Closed order-flow-labs closed 1 year ago
There is a nice CPU efficient input format implemented in VW (Flatbuffers)
Command line example: vw --cb_force_legacy --cb 2 -d train-sets/rcv1_raw_cb_small.fb --flatbuffer
Unfortunately, this feature is off by default. You can turn it on when you build VW.
https://github.com/VowpalWabbit/vowpal_wabbit/blob/de5230316aa60f77704a08cb8d95a175cd50fe67/CMakeLists.txt#L53
Here is the schema: https://github.com/VowpalWabbit/vowpal_wabbit/blob/master/vowpalwabbit/fb_parser/schema/example.fbs
Helpful reference. Converting to flatbuffers https://github.com/VowpalWabbit/vowpal_wabbit/blob/master/test/runtests_flatbuffer_converter.py
There are extensive tests for this feature: https://github.com/VowpalWabbit/vowpal_wabbit/blob/de5230316aa60f77704a08cb8d95a175cd50fe67/test/core.vwtest.json#L3100
If you feel you can contribute some time to the projects, we welcome your involvement. The following link is a PR that's almost ready to go. It defines a more compact Flatbuffer format with similar performance. I am happy to guide you through it if you would like to push forward with it. C++ experience would be very helpful. https://github.com/VowpalWabbit/vowpal_wabbit/pulls?q=is%3Apr+is%3Aclosed+flatbuffer
Please note that the input format in the PR above is where we want to eventually end up.
Feel free to reach out to me if you would like to push this item forward for the benefit of the community.
Closing for now, please feel free to re-open
Add support for allowing binary input files
Short description
As far as I can tell from the documentation there is not support for binary files as the input source for VW. I have VW integrated into a pretty extensive research system that generates massive files (TB+ sizes). The data set generation process is geared towards regressions where the data is very well defined and consistently formatted. The bottleneck comes from the feature generation process having to write floats to text files (which is a notorious slowdown). Furthermore VW just reads this in and parses the string representation of the float back into a float. Support for just reading inputs from a binary file with a schema flag would allow for a substantial speed up for a lot of use cases.

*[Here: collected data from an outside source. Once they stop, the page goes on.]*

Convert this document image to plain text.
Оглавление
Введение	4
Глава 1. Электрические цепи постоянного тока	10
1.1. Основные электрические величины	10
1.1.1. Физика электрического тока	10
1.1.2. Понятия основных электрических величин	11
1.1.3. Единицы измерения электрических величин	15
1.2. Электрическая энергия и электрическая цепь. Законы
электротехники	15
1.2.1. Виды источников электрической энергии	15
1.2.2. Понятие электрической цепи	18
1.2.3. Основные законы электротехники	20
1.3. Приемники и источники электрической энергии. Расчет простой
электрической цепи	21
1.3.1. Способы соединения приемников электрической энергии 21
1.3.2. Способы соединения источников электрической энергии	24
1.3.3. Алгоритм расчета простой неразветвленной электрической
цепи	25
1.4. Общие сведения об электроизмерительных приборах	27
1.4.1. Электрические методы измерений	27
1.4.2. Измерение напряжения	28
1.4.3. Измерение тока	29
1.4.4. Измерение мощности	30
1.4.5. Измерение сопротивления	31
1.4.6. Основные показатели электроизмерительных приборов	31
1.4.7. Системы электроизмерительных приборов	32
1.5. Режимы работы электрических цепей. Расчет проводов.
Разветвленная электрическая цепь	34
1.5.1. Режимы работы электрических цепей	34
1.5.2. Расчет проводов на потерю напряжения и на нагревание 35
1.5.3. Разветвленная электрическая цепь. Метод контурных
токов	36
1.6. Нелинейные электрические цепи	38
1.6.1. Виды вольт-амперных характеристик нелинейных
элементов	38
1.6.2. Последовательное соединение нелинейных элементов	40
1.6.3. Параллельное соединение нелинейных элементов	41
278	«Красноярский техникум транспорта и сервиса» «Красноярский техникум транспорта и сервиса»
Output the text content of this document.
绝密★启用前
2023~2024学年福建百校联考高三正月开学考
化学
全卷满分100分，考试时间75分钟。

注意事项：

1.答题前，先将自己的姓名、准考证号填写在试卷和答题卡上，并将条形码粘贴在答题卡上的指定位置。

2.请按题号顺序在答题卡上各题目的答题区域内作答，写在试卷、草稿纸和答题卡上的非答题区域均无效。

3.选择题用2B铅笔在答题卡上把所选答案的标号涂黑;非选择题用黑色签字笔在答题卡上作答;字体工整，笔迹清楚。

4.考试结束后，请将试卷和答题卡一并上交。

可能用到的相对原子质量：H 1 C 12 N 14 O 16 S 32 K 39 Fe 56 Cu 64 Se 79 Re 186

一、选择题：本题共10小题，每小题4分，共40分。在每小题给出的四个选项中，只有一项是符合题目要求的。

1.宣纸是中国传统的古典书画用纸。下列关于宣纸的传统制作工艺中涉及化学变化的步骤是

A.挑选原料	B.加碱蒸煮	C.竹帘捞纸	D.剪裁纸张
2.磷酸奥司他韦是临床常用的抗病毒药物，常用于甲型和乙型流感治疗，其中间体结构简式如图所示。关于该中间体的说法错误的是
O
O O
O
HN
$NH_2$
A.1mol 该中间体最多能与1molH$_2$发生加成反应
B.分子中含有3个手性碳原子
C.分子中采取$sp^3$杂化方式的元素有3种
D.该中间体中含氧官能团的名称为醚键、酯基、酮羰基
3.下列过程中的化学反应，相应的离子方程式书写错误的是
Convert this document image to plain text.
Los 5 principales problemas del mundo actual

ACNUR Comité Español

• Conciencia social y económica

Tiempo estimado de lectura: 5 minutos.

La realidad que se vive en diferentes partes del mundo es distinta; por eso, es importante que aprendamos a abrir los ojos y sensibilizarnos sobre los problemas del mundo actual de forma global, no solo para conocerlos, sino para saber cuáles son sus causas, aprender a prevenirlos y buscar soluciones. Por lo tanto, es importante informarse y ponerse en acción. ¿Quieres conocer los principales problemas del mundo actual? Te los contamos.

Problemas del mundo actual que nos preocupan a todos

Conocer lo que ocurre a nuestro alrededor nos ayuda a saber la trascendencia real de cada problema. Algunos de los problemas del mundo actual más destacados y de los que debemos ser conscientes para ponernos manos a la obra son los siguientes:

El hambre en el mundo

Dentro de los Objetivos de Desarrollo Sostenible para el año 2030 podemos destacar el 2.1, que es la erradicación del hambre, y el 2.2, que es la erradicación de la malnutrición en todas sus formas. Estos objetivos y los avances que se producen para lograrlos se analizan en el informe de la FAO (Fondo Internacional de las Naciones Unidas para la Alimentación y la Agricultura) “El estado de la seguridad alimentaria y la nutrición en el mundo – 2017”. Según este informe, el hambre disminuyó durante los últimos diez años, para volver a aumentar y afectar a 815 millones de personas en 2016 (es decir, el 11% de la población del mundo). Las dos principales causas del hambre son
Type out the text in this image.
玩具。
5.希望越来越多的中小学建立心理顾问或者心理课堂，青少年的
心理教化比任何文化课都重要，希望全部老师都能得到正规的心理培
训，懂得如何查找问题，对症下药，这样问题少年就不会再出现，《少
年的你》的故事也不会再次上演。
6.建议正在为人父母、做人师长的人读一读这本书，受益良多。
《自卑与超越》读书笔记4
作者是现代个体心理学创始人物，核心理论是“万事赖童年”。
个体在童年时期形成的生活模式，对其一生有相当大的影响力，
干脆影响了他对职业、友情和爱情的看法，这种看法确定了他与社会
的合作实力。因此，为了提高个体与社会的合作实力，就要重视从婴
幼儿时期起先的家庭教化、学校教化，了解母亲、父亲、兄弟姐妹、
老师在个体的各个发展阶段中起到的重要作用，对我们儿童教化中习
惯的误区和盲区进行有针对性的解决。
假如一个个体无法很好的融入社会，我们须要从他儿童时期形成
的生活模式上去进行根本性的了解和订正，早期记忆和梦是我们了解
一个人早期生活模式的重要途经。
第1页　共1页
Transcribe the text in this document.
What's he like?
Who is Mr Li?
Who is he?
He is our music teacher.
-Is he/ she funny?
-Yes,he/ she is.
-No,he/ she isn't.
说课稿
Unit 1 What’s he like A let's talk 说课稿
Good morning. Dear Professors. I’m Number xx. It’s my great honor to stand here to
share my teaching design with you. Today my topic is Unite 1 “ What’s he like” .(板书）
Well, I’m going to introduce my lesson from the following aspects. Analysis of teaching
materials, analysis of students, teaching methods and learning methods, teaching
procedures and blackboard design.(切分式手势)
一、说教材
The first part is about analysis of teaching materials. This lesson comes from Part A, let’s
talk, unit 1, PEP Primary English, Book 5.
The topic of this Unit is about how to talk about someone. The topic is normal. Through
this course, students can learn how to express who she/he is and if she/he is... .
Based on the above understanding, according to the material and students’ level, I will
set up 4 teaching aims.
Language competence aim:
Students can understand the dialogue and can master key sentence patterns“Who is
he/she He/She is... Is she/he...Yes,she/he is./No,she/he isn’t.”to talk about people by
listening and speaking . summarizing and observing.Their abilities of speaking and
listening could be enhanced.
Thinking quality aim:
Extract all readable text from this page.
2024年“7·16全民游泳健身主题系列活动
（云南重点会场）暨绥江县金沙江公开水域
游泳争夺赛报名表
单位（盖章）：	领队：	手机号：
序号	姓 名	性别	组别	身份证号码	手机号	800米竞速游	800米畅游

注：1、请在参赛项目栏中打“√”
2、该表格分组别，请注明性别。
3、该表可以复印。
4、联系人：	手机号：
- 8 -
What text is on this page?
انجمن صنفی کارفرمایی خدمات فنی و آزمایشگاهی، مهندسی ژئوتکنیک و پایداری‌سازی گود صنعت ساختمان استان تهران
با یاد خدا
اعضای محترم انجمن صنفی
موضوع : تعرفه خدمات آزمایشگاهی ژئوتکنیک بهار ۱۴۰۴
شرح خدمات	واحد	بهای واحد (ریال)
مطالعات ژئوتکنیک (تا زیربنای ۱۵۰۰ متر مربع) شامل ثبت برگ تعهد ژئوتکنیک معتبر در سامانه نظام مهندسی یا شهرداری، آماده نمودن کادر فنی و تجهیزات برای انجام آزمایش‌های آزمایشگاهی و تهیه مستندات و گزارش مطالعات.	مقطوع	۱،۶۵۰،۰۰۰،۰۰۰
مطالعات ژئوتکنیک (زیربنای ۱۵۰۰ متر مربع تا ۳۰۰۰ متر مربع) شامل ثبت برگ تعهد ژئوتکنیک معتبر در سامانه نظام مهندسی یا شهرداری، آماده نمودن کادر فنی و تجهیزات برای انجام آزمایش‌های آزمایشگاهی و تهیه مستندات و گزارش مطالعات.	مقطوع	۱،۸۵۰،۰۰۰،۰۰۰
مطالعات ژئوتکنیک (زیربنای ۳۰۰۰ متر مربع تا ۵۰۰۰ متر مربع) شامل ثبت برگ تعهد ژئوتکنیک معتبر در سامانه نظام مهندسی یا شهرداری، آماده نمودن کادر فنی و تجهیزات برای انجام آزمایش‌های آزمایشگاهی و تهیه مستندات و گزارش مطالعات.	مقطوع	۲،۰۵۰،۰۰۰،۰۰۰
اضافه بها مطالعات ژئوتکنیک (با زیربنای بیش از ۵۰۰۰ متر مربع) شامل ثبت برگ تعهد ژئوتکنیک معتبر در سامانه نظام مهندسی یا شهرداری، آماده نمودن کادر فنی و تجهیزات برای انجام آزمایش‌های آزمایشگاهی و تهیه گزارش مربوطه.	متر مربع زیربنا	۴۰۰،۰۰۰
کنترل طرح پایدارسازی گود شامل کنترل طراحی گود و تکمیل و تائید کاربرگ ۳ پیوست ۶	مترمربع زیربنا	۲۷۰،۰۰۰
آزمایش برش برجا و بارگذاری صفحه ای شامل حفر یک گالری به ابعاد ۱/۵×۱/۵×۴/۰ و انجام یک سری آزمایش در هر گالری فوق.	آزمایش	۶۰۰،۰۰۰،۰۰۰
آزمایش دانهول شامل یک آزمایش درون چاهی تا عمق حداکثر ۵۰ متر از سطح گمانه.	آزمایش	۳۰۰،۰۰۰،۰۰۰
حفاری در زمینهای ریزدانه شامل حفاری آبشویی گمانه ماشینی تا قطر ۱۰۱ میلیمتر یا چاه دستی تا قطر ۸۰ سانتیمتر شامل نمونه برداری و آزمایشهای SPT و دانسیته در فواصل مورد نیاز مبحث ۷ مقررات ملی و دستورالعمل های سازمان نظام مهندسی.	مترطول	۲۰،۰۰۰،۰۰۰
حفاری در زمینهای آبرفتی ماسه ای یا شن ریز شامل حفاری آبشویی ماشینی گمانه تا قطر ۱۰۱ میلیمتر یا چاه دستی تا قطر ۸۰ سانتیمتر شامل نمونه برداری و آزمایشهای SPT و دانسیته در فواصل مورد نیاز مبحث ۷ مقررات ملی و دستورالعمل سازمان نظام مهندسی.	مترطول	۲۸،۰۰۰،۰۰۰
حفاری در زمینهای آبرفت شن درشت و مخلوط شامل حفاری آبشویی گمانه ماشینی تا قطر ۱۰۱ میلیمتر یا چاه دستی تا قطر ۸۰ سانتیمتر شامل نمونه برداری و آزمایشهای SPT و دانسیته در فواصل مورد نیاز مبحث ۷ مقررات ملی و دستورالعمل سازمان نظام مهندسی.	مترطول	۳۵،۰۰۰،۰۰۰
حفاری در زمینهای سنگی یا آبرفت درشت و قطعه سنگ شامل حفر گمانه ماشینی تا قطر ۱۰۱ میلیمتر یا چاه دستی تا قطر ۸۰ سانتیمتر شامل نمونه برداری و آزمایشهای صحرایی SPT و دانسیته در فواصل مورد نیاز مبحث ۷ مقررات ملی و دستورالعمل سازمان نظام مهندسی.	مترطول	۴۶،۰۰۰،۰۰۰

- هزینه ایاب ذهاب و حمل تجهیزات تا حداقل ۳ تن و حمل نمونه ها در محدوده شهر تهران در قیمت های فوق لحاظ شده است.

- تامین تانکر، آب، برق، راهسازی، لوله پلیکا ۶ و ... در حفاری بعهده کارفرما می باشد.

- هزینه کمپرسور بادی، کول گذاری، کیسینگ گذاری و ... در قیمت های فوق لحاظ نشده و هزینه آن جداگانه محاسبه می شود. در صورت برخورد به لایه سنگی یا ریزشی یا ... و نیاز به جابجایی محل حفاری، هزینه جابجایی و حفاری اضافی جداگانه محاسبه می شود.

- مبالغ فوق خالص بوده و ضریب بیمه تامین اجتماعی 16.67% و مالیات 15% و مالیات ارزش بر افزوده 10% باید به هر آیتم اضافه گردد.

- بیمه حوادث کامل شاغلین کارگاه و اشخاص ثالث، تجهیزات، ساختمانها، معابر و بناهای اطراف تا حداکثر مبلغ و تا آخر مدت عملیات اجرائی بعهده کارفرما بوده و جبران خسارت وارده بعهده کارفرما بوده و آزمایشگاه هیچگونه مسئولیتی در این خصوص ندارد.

How this suggestion will help you/others
This would lead to a much faster research process, a speed up on the VW side too as parsing inputs is not required. Raw casting of the byte buffers to floats usually has no measurable overhead in C++. It wouldn't be a feature all users of VW would need but there is definitely a subset which would gain a lot from this capability.
Possible solution/implementation details
new flags:
This can be implemented where lines are still delimited by '\n' but the contents leading up to it are a raw byte vector. Would only make sense for logistic/linear regression type tasks where the data is highly consistent from one record to the next.